The 2023 revision to USP Chapter 797 was the most significant update to compounding pharmacy environmental monitoring requirements in over a decade. If your lab performs environmental monitoring for compounding pharmacies, understanding what changed — and what it means for your testing workflow and reporting — is critical for keeping your clients compliant.
Here is a practical breakdown of the key changes, what stayed the same, and how to stay compliant in 2026.
What changed in the 2023 revision
The revised chapter significantly expanded which facilities are required to perform environmental monitoring. Facilities that previously operated under less stringent standards now fall under Category 1 or Category 2 CSP requirements, with corresponding monitoring obligations. Labs serving compounding pharmacies need to ensure their CoC forms, sampling location maps, and reporting structures accommodate both categories.
Revised ISO classification
The 2023 revision updated the ISO classification framework. ISO Class 5 remains the standard for critical zones, but the action and alert level thresholds were updated. Labs must verify that their alert/action level configurations match the revised limits — not the pre-2023 limits.
Increased frequency requirements
Monitoring frequency requirements were tightened for several facility types. Category 2 CSP facilities now require more frequent viable and non-viable particle monitoring. If your lab’s scheduling system is not tracking monitoring frequency per client location and ISO class, you risk missing these requirements.
New documentation requirements
The revised chapter places greater emphasis on documentation completeness and traceability: media lot tracking (manufacturer, lot, expiry), air sampler calibration records (serial number and calibration expiry per event), and incubation documentation (range, start, end, duration per sample).
How to stay compliant in 2026
- 01Audit your action / alert thresholds against the revised USP 797 values per ISO class.

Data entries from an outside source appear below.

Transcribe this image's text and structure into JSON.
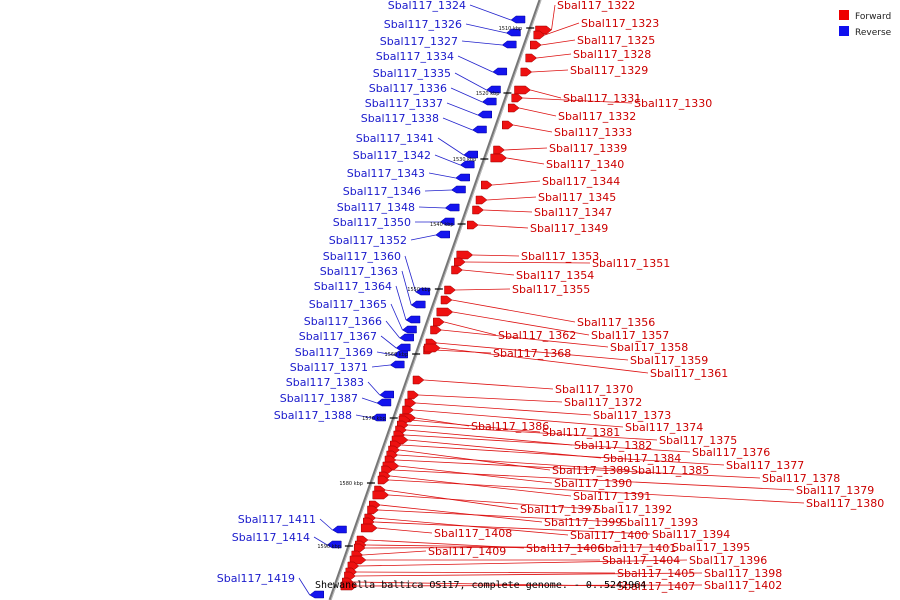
{
  "legend": [
    {
      "label": "Forward",
      "color": "#ee0000"
    },
    {
      "label": "Reverse",
      "color": "#1010ee"
    }
  ],
  "caption": "Shewanella baltica OS117, complete genome. - 0..5242964",
  "ticks": [
    "1510 kbp",
    "1520 kbp",
    "1530 kbp",
    "1540 kbp",
    "1550 kbp",
    "1560 kbp",
    "1570 kbp",
    "1580 kbp",
    "1590 kbp"
  ],
  "reverse_genes": [
    "Sbal117_1324",
    "Sbal117_1326",
    "Sbal117_1327",
    "Sbal117_1334",
    "Sbal117_1335",
    "Sbal117_1336",
    "Sbal117_1337",
    "Sbal117_1338",
    "Sbal117_1341",
    "Sbal117_1342",
    "Sbal117_1343",
    "Sbal117_1346",
    "Sbal117_1348",
    "Sbal117_1350",
    "Sbal117_1352",
    "Sbal117_1360",
    "Sbal117_1363",
    "Sbal117_1364",
    "Sbal117_1365",
    "Sbal117_1366",
    "Sbal117_1367",
    "Sbal117_1369",
    "Sbal117_1371",
    "Sbal117_1383",
    "Sbal117_1387",
    "Sbal117_1388",
    "Sbal117_1411",
    "Sbal117_1414",
    "Sbal117_1419"
  ],
  "forward_genes": [
    "Sbal117_1322",
    "Sbal117_1323",
    "Sbal117_1325",
    "Sbal117_1328",
    "Sbal117_1329",
    "Sbal117_1331",
    "Sbal117_1330",
    "Sbal117_1332",
    "Sbal117_1333",
    "Sbal117_1339",
    "Sbal117_1340",
    "Sbal117_1344",
    "Sbal117_1345",
    "Sbal117_1347",
    "Sbal117_1349",
    "Sbal117_1353",
    "Sbal117_1351",
    "Sbal117_1354",
    "Sbal117_1355",
    "Sbal117_1356",
    "Sbal117_1357",
    "Sbal117_1362",
    "Sbal117_1358",
    "Sbal117_1368",
    "Sbal117_1359",
    "Sbal117_1361",
    "Sbal117_1370",
    "Sbal117_1372",
    "Sbal117_1373",
    "Sbal117_1374",
    "Sbal117_1386",
    "Sbal117_1381",
    "Sbal117_1375",
    "Sbal117_1382",
    "Sbal117_1376",
    "Sbal117_1384",
    "Sbal117_1377",
    "Sbal117_1389",
    "Sbal117_1385",
    "Sbal117_1378",
    "Sbal117_1390",
    "Sbal117_1379",
    "Sbal117_1391",
    "Sbal117_1380",
    "Sbal117_1397",
    "Sbal117_1392",
    "Sbal117_1399",
    "Sbal117_1393",
    "Sbal117_1400",
    "Sbal117_1394",
    "Sbal117_1408",
    "Sbal117_1406",
    "Sbal117_1401",
    "Sbal117_1395",
    "Sbal117_1409",
    "Sbal117_1404",
    "Sbal117_1396",
    "Sbal117_1405",
    "Sbal117_1398",
    "Sbal117_1407",
    "Sbal117_1402"
  ]
}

- 02Verify documentation completeness on every CoC (media lot + air sampler calibration).
- 03Confirm reports include trending — event-level reports without historical context raise questions in inspections.
- 04Review monitoring frequency schedules per client against revised requirements.
The bottom line
The 2023 USP 797 revision raised the documentation bar. Labs still relying on manual CoC forms, spreadsheet-based result tracking, and manually assembled PDFs face growing compliance risk — not because the fundamentals changed, but because the documentation requirements are now explicit and detailed enough that manual processes leave gaps.